Publié le 14 novembre 2023 14h34. Un traitement immunologique, le teplizumab, pourrait retarder l’apparition du diabète de type 1 chez les enfants dès l’âge de huit ans et chez les adultes, offrant ainsi une nouvelle perspective pour les patients à un stade précoce de la maladie.
- Le teplizumab a reçu un avis favorable du comité d’experts du CHMP de l’Agence européenne des médicaments (EMA).
- Ce médicament est le premier à avoir démontré la capacité de ralentir la progression du diabète de type 1.
- L’EMA recommande son approbation pour les patients présentant des anticorps auto-immuns contre les cellules productrices d’insuline, mais conservant encore une capacité de production.
L’Agence européenne des médicaments (EMA) a donné son feu vert pour l’approbation du teplizumab, un anticorps qui pourrait changer la donne dans la prise en charge du diabète de type 1. Cette recommandation, basée sur des études rigoureuses, ouvre la voie à une possible commercialisation en Europe sous le nom de Teizeild.
Le diabète de type 1 est une maladie auto-immune où le système immunitaire attaque et détruit les cellules bêta du pancréas, responsables de la production d’insuline.
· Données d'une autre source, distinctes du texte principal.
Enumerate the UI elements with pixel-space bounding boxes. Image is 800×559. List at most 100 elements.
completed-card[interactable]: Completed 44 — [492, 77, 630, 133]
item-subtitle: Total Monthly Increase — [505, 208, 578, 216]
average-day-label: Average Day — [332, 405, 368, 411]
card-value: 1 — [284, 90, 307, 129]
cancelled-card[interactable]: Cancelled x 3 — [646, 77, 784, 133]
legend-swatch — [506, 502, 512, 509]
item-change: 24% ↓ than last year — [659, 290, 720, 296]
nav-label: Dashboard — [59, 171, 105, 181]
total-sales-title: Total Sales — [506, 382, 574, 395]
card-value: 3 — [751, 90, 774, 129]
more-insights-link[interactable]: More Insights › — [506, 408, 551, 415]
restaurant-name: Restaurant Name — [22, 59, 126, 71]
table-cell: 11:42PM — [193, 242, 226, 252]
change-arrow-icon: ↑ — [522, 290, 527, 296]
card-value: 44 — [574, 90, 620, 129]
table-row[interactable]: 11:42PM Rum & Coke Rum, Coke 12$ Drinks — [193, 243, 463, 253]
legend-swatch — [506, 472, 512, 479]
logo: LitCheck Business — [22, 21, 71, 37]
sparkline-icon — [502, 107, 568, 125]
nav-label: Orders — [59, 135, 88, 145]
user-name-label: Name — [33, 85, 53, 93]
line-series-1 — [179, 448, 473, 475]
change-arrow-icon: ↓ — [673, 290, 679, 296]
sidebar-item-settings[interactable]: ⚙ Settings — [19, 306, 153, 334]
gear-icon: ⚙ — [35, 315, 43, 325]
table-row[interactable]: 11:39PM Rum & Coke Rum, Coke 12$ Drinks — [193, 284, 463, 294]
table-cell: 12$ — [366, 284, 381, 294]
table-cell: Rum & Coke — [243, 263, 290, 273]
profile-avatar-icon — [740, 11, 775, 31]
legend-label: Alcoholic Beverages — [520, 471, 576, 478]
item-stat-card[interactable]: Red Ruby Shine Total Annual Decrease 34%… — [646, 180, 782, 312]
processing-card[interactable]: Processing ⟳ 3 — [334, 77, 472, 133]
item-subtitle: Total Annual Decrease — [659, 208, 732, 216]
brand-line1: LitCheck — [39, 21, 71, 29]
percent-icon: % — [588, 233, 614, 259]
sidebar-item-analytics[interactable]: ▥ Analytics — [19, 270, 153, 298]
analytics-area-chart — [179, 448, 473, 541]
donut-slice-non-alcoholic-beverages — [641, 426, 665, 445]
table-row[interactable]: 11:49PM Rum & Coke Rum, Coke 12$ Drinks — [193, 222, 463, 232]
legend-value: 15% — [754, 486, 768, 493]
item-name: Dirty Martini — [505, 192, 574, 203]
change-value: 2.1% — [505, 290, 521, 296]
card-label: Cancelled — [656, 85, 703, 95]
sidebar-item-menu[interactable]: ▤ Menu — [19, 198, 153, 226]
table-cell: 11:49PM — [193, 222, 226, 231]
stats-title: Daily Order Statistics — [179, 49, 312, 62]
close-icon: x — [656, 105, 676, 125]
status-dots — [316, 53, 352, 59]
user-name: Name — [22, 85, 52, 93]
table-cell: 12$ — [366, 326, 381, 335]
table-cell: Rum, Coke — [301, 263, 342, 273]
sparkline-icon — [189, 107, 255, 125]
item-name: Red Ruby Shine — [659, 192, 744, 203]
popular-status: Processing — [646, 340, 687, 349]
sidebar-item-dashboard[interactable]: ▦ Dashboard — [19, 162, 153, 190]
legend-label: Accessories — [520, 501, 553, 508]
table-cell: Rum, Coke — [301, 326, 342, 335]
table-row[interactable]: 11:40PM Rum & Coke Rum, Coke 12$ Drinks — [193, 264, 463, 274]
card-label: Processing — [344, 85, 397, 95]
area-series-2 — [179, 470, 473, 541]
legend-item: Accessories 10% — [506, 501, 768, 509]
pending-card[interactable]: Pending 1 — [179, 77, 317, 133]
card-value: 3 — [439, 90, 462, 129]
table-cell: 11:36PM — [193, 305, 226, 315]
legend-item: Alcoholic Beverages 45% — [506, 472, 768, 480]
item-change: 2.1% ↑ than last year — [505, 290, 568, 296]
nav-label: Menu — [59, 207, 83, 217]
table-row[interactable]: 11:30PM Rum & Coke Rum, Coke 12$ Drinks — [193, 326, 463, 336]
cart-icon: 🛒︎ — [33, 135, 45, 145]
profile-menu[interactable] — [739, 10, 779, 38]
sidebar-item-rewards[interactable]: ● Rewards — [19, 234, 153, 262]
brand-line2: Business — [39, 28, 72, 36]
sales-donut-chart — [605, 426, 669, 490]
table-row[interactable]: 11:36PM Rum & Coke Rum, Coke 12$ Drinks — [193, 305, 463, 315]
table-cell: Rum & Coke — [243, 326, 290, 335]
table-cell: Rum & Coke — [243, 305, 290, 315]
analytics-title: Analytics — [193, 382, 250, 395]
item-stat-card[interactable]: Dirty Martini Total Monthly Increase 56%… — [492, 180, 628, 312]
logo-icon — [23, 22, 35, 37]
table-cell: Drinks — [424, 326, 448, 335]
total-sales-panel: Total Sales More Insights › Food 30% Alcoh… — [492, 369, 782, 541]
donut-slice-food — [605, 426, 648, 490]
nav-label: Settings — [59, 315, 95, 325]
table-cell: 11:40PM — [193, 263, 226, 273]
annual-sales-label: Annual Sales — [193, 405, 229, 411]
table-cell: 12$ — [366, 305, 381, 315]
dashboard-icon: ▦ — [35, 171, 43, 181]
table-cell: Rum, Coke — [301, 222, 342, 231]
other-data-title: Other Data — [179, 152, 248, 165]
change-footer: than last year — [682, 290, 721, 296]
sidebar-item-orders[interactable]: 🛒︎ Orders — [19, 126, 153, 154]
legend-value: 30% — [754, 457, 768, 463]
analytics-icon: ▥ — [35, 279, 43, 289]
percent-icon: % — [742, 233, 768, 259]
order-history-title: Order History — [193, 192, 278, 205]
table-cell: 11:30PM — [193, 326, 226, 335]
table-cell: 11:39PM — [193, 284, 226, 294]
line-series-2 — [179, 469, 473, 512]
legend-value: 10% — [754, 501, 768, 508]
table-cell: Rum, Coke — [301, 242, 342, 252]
Le manque d’insuline entraîne une accumulation de glucose dans le sang, provoquant soif, faim, fatigue, et à long terme, des complications graves affectant le cœur, les vaisseaux sanguins, les nerfs, les yeux et les reins. Les patients sont actuellement tributaires d’injections quotidiennes d’insuline pour maintenir leur taux de glucose stable.
En Suède, l’incidence du diabète de type 1 est en augmentation, avec 900 à 1 000 nouveaux cas diagnostiqués chaque année chez les enfants. Des recherches intensives sont menées à l’échelle mondiale pour identifier des thérapies capables de retarder ou même de prévenir l’apparition de la maladie, notamment par l’administration d’insuline par voie orale chez les enfants à risque héréditaire. Des études récentes explorent cette voie.
Le teplizumab, quant à lui, représente une approche immunologique plus avancée. Il agit en ralentissant la destruction des cellules bêta du pancréas par le système immunitaire. Le traitement consiste en une perfusion intraveineuse quotidienne pendant 14 jours consécutifs. L’EMA recommande son autorisation pour les enfants de huit ans et plus et les adultes présentant un diabète de type 1 à un stade précoce (phase 2).
Ce médicament a bénéficié du programme PRIME (PRIority MEdicines) de l’EMA, un dispositif offrant un accompagnement scientifique et réglementaire renforcé aux traitements répondant à des besoins médicaux importants. Les recherches ont démontré que le teplizumab peut retarder l’apparition de la maladie d’un peu plus de deux ans.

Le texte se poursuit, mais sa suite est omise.